L’Âme de mes Enseignes à LEDs

​L’année 1999 a marqué un tournant décisif dans ma vie d’artisan : celle de la naissance de ma micro-entreprise. Armé de ma seule détermination, j’ai franchi les étapes administratives, du registre de commerce jusqu’à l’obtention de cette fameuse attestation négative auprès du registre régional. Parmi les sept noms que j’avais soigneusement présélectionnés, c’est finalement « KIMAN » qui a été retenu. Ce nom n’était pas qu’une simple raison sociale ; il allait devenir l’identité visuelle de mon savoir-faire.

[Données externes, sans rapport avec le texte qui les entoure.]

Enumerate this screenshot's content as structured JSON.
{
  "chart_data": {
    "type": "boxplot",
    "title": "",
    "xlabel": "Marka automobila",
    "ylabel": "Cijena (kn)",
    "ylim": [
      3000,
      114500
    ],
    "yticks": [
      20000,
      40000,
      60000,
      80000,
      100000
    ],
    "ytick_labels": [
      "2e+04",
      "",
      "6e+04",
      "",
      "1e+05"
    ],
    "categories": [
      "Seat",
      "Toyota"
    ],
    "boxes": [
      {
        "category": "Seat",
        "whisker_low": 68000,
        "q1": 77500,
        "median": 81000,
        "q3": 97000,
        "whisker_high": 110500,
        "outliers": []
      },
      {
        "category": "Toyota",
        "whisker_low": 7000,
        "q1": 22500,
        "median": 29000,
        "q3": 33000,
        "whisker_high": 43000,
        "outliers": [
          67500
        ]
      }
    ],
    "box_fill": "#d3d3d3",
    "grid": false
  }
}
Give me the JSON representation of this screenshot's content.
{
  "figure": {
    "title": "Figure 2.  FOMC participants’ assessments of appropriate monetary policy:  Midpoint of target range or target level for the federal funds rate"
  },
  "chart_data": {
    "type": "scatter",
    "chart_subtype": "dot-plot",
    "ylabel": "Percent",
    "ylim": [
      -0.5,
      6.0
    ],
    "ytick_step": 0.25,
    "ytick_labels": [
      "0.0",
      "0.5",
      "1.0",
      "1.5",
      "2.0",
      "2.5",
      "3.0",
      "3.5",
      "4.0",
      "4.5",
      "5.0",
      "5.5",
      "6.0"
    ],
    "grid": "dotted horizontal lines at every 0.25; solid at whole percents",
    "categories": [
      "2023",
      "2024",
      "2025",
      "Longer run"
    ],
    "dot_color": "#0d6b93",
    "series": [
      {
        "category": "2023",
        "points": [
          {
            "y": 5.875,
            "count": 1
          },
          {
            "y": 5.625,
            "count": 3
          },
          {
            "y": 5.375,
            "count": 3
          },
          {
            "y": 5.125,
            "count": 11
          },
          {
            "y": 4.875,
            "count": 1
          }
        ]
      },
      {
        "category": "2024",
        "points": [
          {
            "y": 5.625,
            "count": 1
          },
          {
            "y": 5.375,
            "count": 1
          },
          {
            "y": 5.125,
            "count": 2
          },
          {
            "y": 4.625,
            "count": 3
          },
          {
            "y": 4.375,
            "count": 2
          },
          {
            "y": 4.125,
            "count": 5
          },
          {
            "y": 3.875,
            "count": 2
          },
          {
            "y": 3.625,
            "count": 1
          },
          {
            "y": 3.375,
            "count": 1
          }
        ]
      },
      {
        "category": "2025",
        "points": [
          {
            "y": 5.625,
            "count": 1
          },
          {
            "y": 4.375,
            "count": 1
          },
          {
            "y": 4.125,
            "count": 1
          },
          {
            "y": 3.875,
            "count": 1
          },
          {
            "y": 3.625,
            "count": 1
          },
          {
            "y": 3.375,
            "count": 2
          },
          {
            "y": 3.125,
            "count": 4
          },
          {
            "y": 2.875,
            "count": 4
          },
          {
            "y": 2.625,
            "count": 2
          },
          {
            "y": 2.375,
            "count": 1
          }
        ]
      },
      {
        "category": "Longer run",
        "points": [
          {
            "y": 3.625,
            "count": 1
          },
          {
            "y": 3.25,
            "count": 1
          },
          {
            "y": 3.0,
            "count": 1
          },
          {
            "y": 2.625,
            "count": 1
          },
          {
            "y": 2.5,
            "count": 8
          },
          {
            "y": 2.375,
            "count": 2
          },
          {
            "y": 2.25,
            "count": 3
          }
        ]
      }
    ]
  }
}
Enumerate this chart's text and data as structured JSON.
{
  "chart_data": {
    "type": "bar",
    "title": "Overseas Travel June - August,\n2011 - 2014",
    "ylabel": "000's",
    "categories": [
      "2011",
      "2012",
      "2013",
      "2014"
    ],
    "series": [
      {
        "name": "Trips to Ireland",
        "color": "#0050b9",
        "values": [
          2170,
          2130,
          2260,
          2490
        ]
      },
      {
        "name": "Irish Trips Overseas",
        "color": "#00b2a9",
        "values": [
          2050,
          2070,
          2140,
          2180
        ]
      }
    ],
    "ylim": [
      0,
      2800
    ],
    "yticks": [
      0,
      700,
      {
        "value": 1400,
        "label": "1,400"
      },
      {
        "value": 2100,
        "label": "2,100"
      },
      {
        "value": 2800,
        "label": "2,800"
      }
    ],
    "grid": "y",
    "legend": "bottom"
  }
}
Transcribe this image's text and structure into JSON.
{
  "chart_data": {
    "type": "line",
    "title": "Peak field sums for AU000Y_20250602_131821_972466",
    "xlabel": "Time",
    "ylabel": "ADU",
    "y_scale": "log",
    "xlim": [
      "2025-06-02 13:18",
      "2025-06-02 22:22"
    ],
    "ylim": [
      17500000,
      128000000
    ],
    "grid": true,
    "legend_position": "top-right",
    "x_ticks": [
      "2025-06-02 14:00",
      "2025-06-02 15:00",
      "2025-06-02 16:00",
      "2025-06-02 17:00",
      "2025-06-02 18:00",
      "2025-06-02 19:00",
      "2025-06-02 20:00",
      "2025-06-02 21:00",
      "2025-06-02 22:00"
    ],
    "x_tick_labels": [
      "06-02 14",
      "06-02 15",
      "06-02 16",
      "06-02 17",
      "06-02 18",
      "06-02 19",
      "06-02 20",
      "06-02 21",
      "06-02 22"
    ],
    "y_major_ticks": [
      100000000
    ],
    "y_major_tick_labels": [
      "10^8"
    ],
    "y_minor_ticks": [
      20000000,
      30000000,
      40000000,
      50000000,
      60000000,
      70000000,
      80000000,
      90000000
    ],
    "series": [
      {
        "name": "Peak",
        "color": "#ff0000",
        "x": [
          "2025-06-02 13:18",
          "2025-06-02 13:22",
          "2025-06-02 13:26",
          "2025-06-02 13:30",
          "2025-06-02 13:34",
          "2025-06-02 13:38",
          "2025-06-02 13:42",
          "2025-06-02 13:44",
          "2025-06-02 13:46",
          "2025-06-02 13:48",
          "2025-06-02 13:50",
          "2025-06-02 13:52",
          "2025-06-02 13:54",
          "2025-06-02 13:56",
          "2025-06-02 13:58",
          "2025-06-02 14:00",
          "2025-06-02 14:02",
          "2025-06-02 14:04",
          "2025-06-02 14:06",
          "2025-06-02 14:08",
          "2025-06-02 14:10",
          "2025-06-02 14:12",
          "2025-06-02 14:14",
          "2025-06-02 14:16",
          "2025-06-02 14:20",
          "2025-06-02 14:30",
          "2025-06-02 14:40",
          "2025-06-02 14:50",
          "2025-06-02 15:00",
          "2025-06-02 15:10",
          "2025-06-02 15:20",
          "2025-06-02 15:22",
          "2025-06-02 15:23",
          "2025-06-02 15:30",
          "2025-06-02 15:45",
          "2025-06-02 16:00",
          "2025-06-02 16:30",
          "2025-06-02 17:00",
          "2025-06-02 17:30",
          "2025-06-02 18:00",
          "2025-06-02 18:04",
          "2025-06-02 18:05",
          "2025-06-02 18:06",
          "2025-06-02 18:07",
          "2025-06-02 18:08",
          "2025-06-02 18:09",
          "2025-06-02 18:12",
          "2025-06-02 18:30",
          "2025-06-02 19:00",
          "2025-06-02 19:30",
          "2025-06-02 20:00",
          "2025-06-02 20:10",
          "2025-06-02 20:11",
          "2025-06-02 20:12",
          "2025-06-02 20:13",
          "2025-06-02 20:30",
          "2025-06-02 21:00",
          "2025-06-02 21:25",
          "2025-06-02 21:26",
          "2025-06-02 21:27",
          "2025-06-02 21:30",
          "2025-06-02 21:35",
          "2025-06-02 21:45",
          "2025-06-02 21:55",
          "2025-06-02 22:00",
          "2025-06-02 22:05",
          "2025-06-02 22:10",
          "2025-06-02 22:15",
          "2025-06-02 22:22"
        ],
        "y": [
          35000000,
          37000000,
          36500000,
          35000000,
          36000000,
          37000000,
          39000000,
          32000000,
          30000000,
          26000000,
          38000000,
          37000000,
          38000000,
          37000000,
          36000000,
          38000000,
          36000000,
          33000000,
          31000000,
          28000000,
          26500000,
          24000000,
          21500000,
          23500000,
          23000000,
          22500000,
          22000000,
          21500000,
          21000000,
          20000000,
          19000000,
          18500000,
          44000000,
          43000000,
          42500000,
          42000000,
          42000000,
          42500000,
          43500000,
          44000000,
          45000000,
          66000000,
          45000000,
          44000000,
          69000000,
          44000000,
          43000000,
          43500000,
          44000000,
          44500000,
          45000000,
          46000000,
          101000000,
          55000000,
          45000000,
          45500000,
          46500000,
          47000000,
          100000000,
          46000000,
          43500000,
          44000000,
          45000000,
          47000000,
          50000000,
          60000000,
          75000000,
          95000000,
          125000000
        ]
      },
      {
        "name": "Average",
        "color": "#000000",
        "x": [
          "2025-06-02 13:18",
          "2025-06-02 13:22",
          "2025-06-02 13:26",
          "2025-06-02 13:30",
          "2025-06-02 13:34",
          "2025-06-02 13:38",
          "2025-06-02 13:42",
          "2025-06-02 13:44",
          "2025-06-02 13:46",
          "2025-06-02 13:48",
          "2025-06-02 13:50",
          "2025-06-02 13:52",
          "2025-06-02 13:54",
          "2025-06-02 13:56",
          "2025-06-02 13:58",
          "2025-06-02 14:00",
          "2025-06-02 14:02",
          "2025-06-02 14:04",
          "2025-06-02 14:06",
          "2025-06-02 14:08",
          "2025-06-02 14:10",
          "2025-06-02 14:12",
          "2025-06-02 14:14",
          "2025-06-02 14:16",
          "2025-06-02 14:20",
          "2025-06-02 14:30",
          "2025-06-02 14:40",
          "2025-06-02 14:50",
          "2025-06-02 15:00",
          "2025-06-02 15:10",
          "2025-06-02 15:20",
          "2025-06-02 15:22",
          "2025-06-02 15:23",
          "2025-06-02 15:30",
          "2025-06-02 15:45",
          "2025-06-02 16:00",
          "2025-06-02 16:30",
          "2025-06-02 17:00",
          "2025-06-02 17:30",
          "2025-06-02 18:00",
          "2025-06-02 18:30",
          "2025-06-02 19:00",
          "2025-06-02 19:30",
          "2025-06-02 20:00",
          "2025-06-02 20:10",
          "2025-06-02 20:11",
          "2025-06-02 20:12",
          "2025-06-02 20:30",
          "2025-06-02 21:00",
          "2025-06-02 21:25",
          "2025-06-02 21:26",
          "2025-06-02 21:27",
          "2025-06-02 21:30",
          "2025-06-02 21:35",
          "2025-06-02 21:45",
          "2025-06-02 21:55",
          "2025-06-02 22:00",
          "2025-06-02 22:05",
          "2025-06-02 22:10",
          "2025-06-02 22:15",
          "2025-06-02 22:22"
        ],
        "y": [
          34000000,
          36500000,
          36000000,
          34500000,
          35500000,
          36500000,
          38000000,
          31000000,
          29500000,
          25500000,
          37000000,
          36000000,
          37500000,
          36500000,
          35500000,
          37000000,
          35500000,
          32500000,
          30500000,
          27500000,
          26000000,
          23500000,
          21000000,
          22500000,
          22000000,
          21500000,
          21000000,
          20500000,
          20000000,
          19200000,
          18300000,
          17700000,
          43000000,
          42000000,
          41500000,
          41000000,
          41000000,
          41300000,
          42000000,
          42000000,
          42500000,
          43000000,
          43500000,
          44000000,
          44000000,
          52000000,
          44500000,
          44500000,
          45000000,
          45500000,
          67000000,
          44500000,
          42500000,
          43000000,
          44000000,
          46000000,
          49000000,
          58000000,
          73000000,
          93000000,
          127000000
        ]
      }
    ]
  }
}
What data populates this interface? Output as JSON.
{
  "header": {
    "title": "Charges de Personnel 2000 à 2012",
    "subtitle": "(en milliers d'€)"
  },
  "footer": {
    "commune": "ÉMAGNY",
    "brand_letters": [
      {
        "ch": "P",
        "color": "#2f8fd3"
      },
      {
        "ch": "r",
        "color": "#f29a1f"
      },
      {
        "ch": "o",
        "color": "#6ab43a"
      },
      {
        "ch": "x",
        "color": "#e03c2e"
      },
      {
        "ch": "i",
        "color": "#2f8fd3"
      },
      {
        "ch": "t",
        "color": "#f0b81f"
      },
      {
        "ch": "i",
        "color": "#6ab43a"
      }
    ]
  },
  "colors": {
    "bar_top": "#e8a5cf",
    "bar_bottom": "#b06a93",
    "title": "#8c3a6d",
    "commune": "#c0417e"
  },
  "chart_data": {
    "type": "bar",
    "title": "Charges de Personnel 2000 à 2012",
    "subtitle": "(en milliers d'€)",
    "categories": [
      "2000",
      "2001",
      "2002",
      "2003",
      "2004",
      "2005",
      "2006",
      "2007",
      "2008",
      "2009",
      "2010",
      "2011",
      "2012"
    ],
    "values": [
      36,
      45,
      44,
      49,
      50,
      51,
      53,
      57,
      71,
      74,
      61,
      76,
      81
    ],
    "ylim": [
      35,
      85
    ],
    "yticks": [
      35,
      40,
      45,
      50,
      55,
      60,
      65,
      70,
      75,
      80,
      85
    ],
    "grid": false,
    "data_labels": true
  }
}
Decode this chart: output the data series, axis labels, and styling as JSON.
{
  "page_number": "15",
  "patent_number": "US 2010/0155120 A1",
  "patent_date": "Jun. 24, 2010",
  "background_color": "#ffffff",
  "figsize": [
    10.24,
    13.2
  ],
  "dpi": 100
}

​C’est sous cette bannière que j’ai conçu et donné vie à mes deux premières enseignes lumineuses. À cette époque, chaque composant était le fruit d’une réflexion approfondie. Pour ces panneaux, j’ai opté pour un câblage de LEDs en série, une architecture technique choisie avec précision pour garantir que chaque diode supporte sereinement le courant diffusé, assurant ainsi une longévité et une luminosité optimales à l’ensemble.

​Mais mon ambition ne s’arrêtait pas à l’éclairage statique. Je voulais que mes créations respirent, qu’elles captent le regard par le mouvement. J’ai donc développé un séquenceur (flasher) sur mesure, dont le cœur battait au rythme d’un codage d’animation que j’avais moi-même sauvegardé sur une mémoire EPROM. C’était de l’artisanat électronique pur : marier le matériel et le logiciel pour créer une signature lumineuse unique.

​Aujourd’hui encore, je contemple avec une certaine nostalgie l’image d’un de ces flashers monté avant 2015. Bien que mon atelier soit désormais fermé, cet appareil reste parfaitement opérationnel, témoin silencieux d’une époque où chaque soudure et chaque ligne de code étaient portées par la passion de l’innovation.